The pastry itself uses a technique called lamination which is the folding of the dough several times and placing butter in each layer so that when the finished product rolls out of the oven, it carries with itself that beautiful aroma, the layered texture and the melt in your mouth feel. One night, during the siege of Vienna which was taking place somewhere in the 18th Century, there were some Viennese bakers toiling away in front of their wood fired ovens when they heard potential Ottoman invaders trying to scale over the fort walls. They raised an alarm immediately and the invaders were repelled and the siege lifted. The next day the bakers shaped their traditional bread called kipferl into the present day crescent shape to mimic the crescent moon on the banner of the Ottomans. There is another story that predates this one by about eight hundred years or so that sees the bakers celebrating a win over the Persians but by most other accounts, the technique of laminating dough had not arisen as yet. The croissant got its name from the French word for crescent.

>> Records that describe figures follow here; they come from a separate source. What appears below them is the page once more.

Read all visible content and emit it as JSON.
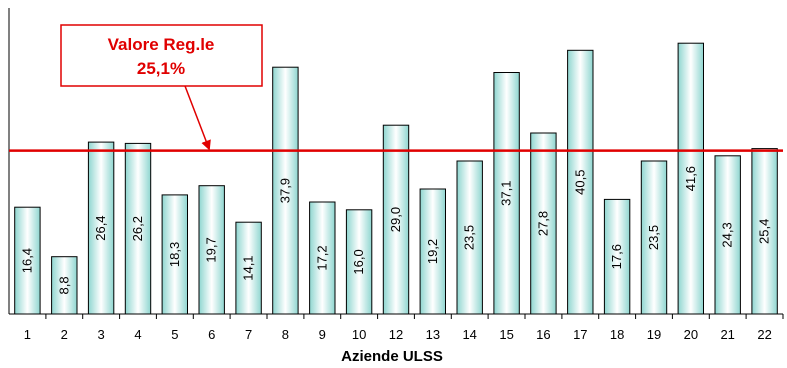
{
  "chart_data": {
    "type": "bar",
    "categories": [
      "1",
      "2",
      "3",
      "4",
      "5",
      "6",
      "7",
      "8",
      "9",
      "10",
      "12",
      "13",
      "14",
      "15",
      "16",
      "17",
      "18",
      "19",
      "20",
      "21",
      "22"
    ],
    "values": [
      16.4,
      8.8,
      26.4,
      26.2,
      18.3,
      19.7,
      14.1,
      37.9,
      17.2,
      16.0,
      29.0,
      19.2,
      23.5,
      37.1,
      27.8,
      40.5,
      17.6,
      23.5,
      41.6,
      24.3,
      25.4
    ],
    "value_labels": [
      "16,4",
      "8,8",
      "26,4",
      "26,2",
      "18,3",
      "19,7",
      "14,1",
      "37,9",
      "17,2",
      "16,0",
      "29,0",
      "19,2",
      "23,5",
      "37,1",
      "27,8",
      "40,5",
      "17,6",
      "23,5",
      "41,6",
      "24,3",
      "25,4"
    ],
    "xlabel": "Aziende ULSS",
    "ylabel": "",
    "ylim": [
      0,
      47
    ],
    "grid": false,
    "reference_line": {
      "value": 25.1,
      "label_line1": "Valore Reg.le",
      "label_line2": "25,1%",
      "color": "#e00000"
    },
    "bar_fill_center": "#ffffff",
    "bar_fill_edge": "#8fd6d0",
    "bar_stroke": "#000000"
  }
}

Amongst the spinoffs, the most famous is probably the Danish pastry and the story that accompanies it. Apparently, the king of Denmark, on one of his visits to the Royal French court was totally taken up by the croissant and being so passionate, he sent his chief baker over to learn the techniques of creating this light, wondrous bread. When the baker came over, he was more interested in the charming French ladies at the court and spent most of his time being initiated in a different form of French passion. When he returned home, the king was eager to sample what his baker had learnt. Now the baker, before being whisked away into a series of arduous pursuits, learnt how to make the basic dough but he forgot the exact way and shape it was to be rolled out in. To save himself from being flogged and then held in a dungeon at his majesty’s pleasure, the quick thinking baker then formed a series of differently shaped breads, topped them with a series of fresh fruits, fruit purees and several innovative forms of sugar and presented them to the king. Needless to say the king loved them. Although he was a bit suspicious that he could not find his familiar crescent shape amongst the throng placed before him, his suspicions were set aside when the baker told him that these pastries were specially created in honor of the king and for the Danish people. The name stuck, the world got to sample the wonderful creations and café owners the world over thanked these nameless bakers.

Now every time you try to wrestle a curved croissant in a straight coffee cup, remember not to complain and moan about the shape. It celebrates the night when lives were saved and the overthrow of a city averted.